The Bat-Signal is at half-mast.
Kevin Conroy, the actor who iconically voiced Batman/Bruce Wayne for decades, died yesterday at the terribly young age of 66.
Starting with the debut of Batman: The Animated Series in 1992, I was a fan. Starting in 2014, we became friends…and I became an even bigger fan.
Like his Juilliard classmate Christopher Reeve, Kevin was a superhero not only for a living but also in real life.
Before the Bill Finger credit change, I did all I could to bring about a Bill Finger credit change. That included pitching the Paley Center in New York a panel to celebrate Batman’s 75th anniversary. We booked four Batman notables and I inserted one Batman nobody—me, so I’d have a high-profile platform to spread word about Bill.
One of those notables was Kevin, who then became a fellow Finger advocate.
When the Bronx renamed a street for Bill in 2017, I invited Kevin to attend/speak. It was frigid, it was unpaid, it was far—but he came.

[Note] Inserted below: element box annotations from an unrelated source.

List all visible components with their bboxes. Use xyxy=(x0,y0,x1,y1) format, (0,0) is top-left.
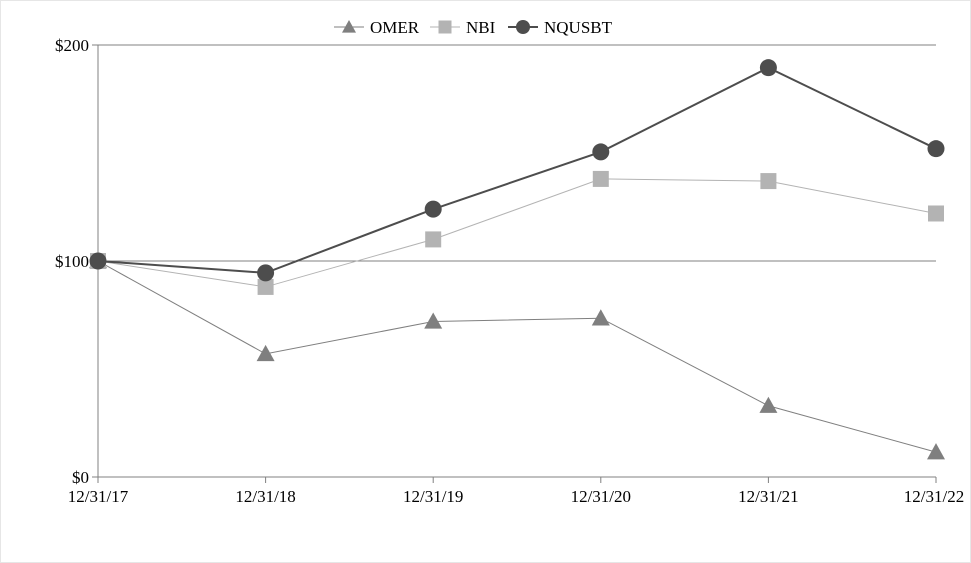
legend-marker-nqusbt xyxy=(516,20,530,34)
y-tick-label: $200 xyxy=(55,36,89,55)
series-line-nqusbt xyxy=(97,66,937,274)
data-point-omer xyxy=(591,309,610,326)
series-omer xyxy=(89,252,945,460)
legend-marker-omer xyxy=(342,20,356,33)
data-point-nqusbt xyxy=(257,264,275,282)
y-tick-label: $0 xyxy=(72,468,89,487)
legend-label-nqusbt: NQUSBT xyxy=(544,18,613,37)
data-point-nqusbt xyxy=(927,140,945,158)
data-point-nqusbt xyxy=(759,59,777,77)
data-point-nqusbt xyxy=(424,200,442,218)
y-tick-label: $100 xyxy=(55,252,89,271)
series-line-omer xyxy=(97,260,937,453)
data-point-omer xyxy=(759,396,778,413)
data-point-nbi xyxy=(760,173,777,190)
data-point-omer xyxy=(424,312,443,329)
legend-label-nbi: NBI xyxy=(466,18,496,37)
data-point-omer xyxy=(256,344,275,362)
data-point-nqusbt xyxy=(89,252,107,270)
legend-item-omer: OMER xyxy=(334,18,420,37)
legend-item-nqusbt: NQUSBT xyxy=(508,18,613,37)
x-tick-label: 12/31/19 xyxy=(403,487,463,506)
legend-item-nbi: NBI xyxy=(430,18,496,37)
axis-layer: $0 $100 $200 12/31/17 12/31/18 12/31/19 12/31/… xyxy=(55,36,964,506)
series-nqusbt xyxy=(89,59,945,282)
x-tick-label: 12/31/18 xyxy=(235,487,295,506)
legend-label-omer: OMER xyxy=(370,18,420,37)
data-point-nbi xyxy=(425,231,442,248)
data-point-omer xyxy=(927,443,945,460)
data-point-nbi xyxy=(592,170,609,187)
series-nbi xyxy=(90,170,944,295)
series-line-nbi xyxy=(97,178,937,288)
x-tick-label: 12/31/20 xyxy=(571,487,631,506)
legend: OMER NBI NQUSBT xyxy=(334,18,613,37)
data-point-nbi xyxy=(257,278,274,295)
x-tick-label: 12/31/22 xyxy=(904,487,964,506)
data-point-nqusbt xyxy=(592,143,610,161)
x-tick-label: 12/31/21 xyxy=(738,487,798,506)
legend-marker-nbi xyxy=(438,20,452,34)
data-point-nbi xyxy=(928,205,944,222)
x-tick-label: 12/31/17 xyxy=(68,487,129,506)
grid-layer xyxy=(98,44,936,262)
series-layer xyxy=(89,59,945,460)
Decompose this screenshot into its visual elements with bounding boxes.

When I asked Kevin if he would ask his colleague Mark Hamill (who voiced the Joker to Kevin’s Batman) if he would add his autograph to a thank-you gift for Derek Wolfford, who runs the Bill Finger Appreciation Group, Kevin (and then Mark) obliged—even though people like them are likely asked for favors like this far too often. Both agreed partly for Derek—and largely for Bill.
But these are not the heroic acts I’m referring to.
At the Paley event, the other Kevin on the panel (Smith) told the audience that Kevin Conroy had volunteered to do what he could after 9/11. Smith had not cleared this story in advance with Conroy, but Conroy was gracious. His role? Cooking for first responders in a makeshift kitchen near Ground Zero—for two weeks. And, appropriately for Batman, Kevin took the night shift.
I knew nothing of another aspect of Kevin’s heroism until this year when a story he wrote about his past was published in DC Comics anthology honoring Pride Month. (Kevin was the first openly gay actor to portray Batman.)
Please read it.
My last email exchange with Kevin was about that story, on June 8. I did not know he was sick. His last words to me: “stay safe and see you soon.”